The first application written for the new control system is the real-time surface optimization software. The application consists of two key functional components. First, it contains the logic for continuous, real-time selection of optimum set points for drilling control parameters, which can be bit weight, surface RPM and mud motor differential pressure. It also contains an automated, quality-controlled performance evaluation process.

The application searches within user-specified ranges for control parameters and safe operating limits. These search ranges can be entered in real-time or preplanned by formation and depth intervals.

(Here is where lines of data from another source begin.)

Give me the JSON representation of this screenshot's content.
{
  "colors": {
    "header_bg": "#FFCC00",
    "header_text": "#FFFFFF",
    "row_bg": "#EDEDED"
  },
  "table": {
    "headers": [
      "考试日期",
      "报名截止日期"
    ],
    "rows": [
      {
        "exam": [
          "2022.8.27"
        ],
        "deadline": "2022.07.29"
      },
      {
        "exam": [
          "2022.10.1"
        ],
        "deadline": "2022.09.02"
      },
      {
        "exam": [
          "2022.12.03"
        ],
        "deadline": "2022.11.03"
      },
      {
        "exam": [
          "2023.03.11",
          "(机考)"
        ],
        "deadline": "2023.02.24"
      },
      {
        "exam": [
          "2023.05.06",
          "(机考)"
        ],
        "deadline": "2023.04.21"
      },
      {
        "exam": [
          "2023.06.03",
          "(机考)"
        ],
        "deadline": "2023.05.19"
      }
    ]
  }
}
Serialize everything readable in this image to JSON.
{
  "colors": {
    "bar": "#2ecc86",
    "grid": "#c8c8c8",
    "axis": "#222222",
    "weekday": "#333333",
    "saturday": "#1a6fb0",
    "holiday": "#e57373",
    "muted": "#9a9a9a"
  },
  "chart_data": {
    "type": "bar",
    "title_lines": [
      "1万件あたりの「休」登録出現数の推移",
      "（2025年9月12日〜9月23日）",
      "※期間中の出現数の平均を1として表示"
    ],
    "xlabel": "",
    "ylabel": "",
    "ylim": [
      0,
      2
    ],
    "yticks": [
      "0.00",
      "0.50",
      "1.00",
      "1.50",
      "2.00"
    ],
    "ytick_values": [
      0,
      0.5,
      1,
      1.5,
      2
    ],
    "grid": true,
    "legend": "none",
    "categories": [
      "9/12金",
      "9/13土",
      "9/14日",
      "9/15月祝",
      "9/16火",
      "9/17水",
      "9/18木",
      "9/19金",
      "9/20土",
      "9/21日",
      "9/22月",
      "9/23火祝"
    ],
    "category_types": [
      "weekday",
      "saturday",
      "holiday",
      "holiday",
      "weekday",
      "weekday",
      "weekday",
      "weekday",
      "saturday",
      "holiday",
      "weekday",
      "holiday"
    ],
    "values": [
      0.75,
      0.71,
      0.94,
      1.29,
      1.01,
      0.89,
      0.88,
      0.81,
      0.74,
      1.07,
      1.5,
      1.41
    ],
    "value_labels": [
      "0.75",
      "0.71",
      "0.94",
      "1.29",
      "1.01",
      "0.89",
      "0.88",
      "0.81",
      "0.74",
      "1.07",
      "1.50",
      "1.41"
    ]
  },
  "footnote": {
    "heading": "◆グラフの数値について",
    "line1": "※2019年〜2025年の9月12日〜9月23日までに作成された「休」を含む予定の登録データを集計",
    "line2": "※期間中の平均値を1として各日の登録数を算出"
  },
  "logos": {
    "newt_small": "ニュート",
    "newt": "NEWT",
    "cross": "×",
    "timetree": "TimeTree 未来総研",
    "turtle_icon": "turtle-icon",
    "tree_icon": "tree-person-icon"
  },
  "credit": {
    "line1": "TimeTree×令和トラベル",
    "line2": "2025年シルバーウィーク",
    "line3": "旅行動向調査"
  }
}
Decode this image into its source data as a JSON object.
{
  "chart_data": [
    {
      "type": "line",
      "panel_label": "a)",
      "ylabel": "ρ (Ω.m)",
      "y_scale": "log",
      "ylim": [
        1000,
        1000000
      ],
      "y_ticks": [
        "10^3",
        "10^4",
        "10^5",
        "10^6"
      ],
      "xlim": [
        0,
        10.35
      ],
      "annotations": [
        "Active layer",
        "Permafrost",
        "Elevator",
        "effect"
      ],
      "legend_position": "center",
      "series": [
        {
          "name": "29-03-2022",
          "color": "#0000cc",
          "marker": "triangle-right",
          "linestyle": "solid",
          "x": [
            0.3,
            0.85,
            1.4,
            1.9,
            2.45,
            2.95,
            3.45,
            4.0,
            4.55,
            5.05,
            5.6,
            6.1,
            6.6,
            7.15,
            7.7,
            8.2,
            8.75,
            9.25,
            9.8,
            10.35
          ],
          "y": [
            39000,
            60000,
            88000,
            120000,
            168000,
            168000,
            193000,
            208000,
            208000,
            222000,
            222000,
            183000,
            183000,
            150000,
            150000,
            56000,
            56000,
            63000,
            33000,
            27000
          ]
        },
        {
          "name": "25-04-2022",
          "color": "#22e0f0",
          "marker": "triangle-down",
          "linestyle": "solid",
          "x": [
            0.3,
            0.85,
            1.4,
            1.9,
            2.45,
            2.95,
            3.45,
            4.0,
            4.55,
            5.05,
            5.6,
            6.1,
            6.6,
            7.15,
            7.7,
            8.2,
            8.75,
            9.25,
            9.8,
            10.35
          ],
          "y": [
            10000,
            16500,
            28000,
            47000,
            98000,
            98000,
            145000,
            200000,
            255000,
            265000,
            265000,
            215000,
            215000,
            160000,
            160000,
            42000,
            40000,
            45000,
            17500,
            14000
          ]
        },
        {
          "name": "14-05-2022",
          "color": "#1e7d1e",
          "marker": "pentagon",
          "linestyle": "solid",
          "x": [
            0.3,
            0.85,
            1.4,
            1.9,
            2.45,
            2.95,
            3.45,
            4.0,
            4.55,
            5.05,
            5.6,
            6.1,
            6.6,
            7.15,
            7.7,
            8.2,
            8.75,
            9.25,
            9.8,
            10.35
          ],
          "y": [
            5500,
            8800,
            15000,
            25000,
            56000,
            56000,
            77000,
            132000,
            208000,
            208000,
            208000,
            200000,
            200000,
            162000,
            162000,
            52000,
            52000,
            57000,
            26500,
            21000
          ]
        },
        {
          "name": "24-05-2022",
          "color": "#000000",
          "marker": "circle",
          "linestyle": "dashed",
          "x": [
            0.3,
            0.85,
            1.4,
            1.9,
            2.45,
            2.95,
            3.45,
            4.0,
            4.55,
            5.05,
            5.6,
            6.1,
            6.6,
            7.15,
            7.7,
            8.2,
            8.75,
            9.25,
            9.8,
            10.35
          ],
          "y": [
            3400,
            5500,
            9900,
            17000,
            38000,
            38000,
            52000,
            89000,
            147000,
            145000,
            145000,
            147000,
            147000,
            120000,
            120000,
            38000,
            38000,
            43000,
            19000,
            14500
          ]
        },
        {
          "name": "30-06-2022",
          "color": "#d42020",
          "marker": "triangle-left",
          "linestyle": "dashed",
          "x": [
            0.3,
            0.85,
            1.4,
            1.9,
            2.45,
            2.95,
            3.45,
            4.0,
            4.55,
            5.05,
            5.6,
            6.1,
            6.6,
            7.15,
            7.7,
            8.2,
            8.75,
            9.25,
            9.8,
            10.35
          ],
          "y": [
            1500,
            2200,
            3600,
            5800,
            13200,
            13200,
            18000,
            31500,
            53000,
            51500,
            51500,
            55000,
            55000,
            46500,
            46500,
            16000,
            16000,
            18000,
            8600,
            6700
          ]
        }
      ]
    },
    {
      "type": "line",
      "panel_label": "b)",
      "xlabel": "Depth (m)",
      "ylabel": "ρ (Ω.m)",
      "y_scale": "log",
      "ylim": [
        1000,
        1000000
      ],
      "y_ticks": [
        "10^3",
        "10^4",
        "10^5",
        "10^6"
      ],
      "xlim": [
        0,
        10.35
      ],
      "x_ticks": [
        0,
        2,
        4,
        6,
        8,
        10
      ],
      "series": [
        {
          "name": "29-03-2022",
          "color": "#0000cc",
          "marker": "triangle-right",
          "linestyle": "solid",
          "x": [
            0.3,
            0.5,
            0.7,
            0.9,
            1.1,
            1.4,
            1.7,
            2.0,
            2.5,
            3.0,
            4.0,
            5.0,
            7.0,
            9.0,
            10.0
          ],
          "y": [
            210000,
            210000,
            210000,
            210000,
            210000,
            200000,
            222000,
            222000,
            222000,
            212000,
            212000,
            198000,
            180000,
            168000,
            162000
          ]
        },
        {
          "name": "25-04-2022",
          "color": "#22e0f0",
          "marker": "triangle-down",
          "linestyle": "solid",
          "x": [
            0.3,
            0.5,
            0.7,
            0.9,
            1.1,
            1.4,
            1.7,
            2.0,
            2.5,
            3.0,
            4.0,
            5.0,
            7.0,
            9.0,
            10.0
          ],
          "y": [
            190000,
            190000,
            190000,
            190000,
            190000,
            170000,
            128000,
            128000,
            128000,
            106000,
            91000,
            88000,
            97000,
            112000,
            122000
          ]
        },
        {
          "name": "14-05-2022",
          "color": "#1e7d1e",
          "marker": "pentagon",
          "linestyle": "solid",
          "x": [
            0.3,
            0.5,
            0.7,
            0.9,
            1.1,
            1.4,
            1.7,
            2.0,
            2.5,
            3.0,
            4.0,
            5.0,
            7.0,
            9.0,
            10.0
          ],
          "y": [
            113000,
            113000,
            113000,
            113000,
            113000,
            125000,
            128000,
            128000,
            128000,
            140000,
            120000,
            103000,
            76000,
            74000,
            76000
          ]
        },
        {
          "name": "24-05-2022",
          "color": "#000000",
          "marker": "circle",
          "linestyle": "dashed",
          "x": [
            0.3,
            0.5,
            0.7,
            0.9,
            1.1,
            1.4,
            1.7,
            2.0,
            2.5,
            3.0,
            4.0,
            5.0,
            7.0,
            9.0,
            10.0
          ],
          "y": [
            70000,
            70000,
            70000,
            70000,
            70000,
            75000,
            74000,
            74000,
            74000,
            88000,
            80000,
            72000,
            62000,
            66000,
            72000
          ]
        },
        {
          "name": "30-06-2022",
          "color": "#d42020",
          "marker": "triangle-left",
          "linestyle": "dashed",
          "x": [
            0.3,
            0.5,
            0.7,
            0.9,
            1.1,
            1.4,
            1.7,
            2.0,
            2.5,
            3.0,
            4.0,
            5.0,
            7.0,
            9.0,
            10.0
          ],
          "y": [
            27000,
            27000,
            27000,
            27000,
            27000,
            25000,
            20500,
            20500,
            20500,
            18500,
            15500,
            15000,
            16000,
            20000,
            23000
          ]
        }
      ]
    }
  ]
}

This allows the application to optimize without previous knowledge or utilizing prewell engineering.

The application can send the recommended set points to the driller through a popup on a visual display for implementation by the control system. Alternatively, it can send the recommended set points directly to the control system for integrated or retrofit rig controls, with the driller acknowledging each set point change or simply monitoring the overall operation.

Components of the automated drilling system have been successfully field tested, including six field tests of the drilling optimizer application in Arkansas, West Texas and Oman. In one field test, the application achieved a 17 percent reduction in rotating hours compared with the previous well.

The high-speed drilling dynamics sub was used on a test well in Oklahoma. It transmitted high-speed data up the wired drill pipe to the rig system, where the data were visualized as three-dimensional images and in log format. The field test demonstrated that the pressure/temperature-compensated data points coming from down hole were of sufficient quality and frequency that they could be combined with surface data and used for machine control.

The next steps in the process of building the automated well construction system are to develop the downhole auto-driller application and test it with the advanced control system.

TONY PINK is vice president of automated drilling applications at National Oilwell Varco in Houston. He has 20 years of drilling expertise and has played a vital role in developing automated drilling applications. Pink joined NOV in 2006 as the director of advanced drilling solutions, where he contributed to developing the advanced drilling solutions business. He was promoted to his current position in 2011. Pink is a graduate of the University of Wales, Aberystwyth.

ANDREW BRUCE is vice president of controls for National Oilwell Varco’s instrumentation, monitoring and optimization group. He has an extensive background in developing and designing innovative control systems. He also has experience in business and new product development. Bruce joined National Oilwell Varco in 2008 as vice president of controls. He holds a B.S. in computer science from the Worcester Polytechnic Institute.

HEGE KVERNELAND is corporate vice president and chief technology officer at National Oilwell Varco. She has more than 20 years of engineering and product management experience, contributing to quality assurance, research and product development. In 1991, Kverneland joined FluScan, which was acquired by Hitec three years later, and she then moved to NOV after its 1999 acquisition of Hitec. Kverneland previously served as corporate R&D manager. She has authored two textbooks on offshore hydraulics. Kverneland holds an M.S. in mechanical engineering from the Norwegian University of Science and is a graduate of the general management program at Harvard Business School.

BRAD APPLEWHITE is the project director for drilling automation applications at National Oilwell Varco. With an extensive background in finance, supply chain management, and business and new product development, he began his career working as a chemist and transitioned to supply chain management, finance and marketing. Applewhite previously served as director of business unit marketing for two business units at the fourth largest healthcare system in the United States. He joined NOV as the director of global account development. Applewhite holds a B.S. in biochemistry, and cell and molecular biology from Texas Tech University, and an M.B.A. from Texas Christian University.